Teachers, however, thought that embedding enterprise in education in the curriculum could improve pupil motivation across a range of activities - not just employment or self-employment.

When the "economic" group was pressed, it conceded the value of developing enterprising qualities in young people, while the "education" group acknowledged that developing the ability to earn a living was an integral part of enterprise in education.

In comments which are likely to hold true for other authorities, Mr Twiddle's report noted: "Quite rightly, a great deal of effort has gone into spreading the enterprise in education message, but little thought has been given to how all this fits together, whether there are gaps in a pupil's experience or whether the same type of activity is repeated to the point where pupils lose the excitement and fun of enterprise." Overall, however, West Lothian was said to be making impressive progress in implementing Determined to Succeed, and was at the forefront of enterprise in education developments.
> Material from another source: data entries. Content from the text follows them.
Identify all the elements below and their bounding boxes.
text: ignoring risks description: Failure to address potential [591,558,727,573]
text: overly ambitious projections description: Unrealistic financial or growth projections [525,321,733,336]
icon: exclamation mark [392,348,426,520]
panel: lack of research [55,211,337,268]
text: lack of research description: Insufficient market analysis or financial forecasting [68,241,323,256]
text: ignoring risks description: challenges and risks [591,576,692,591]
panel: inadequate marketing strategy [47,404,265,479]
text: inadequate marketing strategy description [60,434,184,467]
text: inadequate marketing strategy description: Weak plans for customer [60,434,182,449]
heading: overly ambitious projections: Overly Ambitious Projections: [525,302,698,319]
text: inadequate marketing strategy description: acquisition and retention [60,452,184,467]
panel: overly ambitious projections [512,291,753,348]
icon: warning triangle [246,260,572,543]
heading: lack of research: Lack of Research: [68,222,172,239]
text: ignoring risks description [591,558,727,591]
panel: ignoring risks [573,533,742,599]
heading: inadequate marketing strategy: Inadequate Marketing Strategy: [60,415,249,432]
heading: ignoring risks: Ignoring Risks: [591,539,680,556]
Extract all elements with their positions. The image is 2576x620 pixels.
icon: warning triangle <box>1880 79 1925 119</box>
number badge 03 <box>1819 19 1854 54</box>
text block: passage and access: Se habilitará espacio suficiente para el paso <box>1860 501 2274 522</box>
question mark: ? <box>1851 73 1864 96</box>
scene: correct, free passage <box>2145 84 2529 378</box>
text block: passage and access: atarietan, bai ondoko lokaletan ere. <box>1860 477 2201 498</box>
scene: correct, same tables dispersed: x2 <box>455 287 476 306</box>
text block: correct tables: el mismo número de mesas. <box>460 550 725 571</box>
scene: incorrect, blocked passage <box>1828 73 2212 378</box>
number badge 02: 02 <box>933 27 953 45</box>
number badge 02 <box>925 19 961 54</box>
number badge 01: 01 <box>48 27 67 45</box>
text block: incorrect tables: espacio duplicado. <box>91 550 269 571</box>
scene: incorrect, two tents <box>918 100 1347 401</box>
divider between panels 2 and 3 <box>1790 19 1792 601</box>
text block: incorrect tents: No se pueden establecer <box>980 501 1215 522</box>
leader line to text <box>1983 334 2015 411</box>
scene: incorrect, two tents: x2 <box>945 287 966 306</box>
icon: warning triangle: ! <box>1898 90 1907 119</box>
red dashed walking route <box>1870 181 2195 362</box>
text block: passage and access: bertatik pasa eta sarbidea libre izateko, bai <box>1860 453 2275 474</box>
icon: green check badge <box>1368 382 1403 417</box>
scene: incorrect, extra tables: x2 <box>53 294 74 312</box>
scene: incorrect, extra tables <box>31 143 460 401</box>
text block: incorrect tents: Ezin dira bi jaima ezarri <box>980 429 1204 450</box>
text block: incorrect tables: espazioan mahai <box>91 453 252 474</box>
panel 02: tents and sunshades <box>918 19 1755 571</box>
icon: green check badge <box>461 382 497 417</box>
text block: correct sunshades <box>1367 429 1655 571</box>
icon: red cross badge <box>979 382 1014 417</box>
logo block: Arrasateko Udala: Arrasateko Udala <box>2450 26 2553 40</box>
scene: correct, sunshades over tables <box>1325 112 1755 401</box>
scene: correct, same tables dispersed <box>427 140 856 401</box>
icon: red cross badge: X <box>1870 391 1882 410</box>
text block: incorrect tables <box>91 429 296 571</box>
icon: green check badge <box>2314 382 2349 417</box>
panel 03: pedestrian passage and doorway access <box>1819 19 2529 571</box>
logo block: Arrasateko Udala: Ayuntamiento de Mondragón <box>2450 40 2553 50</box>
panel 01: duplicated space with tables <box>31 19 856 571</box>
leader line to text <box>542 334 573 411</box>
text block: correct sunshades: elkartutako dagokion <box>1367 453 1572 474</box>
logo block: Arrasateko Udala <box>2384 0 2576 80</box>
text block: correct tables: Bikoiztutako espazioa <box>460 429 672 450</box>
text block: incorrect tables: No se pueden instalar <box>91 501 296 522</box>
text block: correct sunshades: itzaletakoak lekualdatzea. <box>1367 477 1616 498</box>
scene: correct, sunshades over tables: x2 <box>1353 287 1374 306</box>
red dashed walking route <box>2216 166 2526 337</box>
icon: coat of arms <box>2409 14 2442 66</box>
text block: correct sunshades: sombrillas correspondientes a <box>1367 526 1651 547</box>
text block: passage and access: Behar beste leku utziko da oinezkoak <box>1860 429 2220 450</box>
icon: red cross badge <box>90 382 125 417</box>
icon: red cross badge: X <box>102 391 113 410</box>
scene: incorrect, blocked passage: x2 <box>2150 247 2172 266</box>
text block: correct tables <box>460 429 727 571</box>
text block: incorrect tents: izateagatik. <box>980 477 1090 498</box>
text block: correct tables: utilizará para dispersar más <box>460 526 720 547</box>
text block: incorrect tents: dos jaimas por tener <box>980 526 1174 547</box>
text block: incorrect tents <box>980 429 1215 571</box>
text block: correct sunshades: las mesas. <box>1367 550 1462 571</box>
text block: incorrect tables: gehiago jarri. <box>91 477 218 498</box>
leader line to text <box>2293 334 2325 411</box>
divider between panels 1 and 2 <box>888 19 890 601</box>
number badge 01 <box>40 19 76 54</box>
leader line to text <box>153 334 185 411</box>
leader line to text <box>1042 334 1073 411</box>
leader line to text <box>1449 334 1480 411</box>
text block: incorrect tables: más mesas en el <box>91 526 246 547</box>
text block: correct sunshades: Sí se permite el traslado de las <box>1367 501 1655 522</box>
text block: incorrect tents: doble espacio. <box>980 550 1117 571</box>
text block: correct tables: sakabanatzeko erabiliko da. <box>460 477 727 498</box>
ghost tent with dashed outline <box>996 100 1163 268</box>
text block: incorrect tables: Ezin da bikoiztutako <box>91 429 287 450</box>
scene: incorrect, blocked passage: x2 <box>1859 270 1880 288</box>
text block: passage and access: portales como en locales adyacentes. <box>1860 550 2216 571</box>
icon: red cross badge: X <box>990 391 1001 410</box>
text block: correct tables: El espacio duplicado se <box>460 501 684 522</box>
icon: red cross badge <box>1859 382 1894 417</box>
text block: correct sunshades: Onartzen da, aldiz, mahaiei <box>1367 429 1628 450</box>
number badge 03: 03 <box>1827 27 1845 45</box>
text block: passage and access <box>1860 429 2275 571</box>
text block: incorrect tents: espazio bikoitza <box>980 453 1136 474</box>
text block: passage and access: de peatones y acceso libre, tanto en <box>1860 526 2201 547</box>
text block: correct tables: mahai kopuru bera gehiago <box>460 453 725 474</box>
The executive clearly feels that the programme needs another boost and sent along Nicol Stephen, the Lifelong Learning Minister, to St Andrew's Secondary in Glasgow on Monday when he launched the roadshow. Backed by Radio Clyde, the Hunter Foundation and Stagecoach, it is intended to be a vocational experience for pupils as well as showcasing the enterprise in education approach.

Mr Stephen described the policy as "going a long way to building confidence, ambition and an entrepreneurial outlook among young people."

Mr Twiddle's report on West Lothian noted that primary schools were making greater progress than secondary schools. It found "a very impressive" range of activities taking place in primary schools, although there was still work to be done to ensure enterprise in education was sustained by all teachers, particularly in the early stages of programmes "where enterprise still remains fragile".

Nursery classes were only just beginning to embrace enterprise. In secondary schools, the situation appeared more "patchy", Mr Twiddle concluded.

"Broadly, teachers fall into three groups: those who have been involved in enterprise in education for some time; those who have been helped by Determined to Succeed to see the potential of enterprise and have adopted at least elements of an enterprise approach; and those who remain either sceptical or have simply not engaged with the enterprise in education message.

"The middle group is growing and represents the success story of Determined to Succeed. It appears to be too early to say that enterprise in education is firmly embedded in all subjects in all secondary schools, but certainly the speed and direction of movement is impressive," he said.

The report added: "In both sectors, previously reluctant and unaware teachers, as well as those already adopting an enterprise approach, have found A Curriculum for Excellence to be hugely supportive. Almost all teachers believed that the learning and teaching aspects of A Curriculum for Excellence endorsed the messages of enterprise in education."

However, individual teachers, pupils, parents and perhaps co-ordinators were unable to see any articulation or progress in the enterprise in education activities.

And the problem remains of involving sufficient businesses in the programme, Mr Twiddle reported.

Mr Stephen said this week, however, that the target of establishing 2000 partnerships involving schools and businesses had been achieved.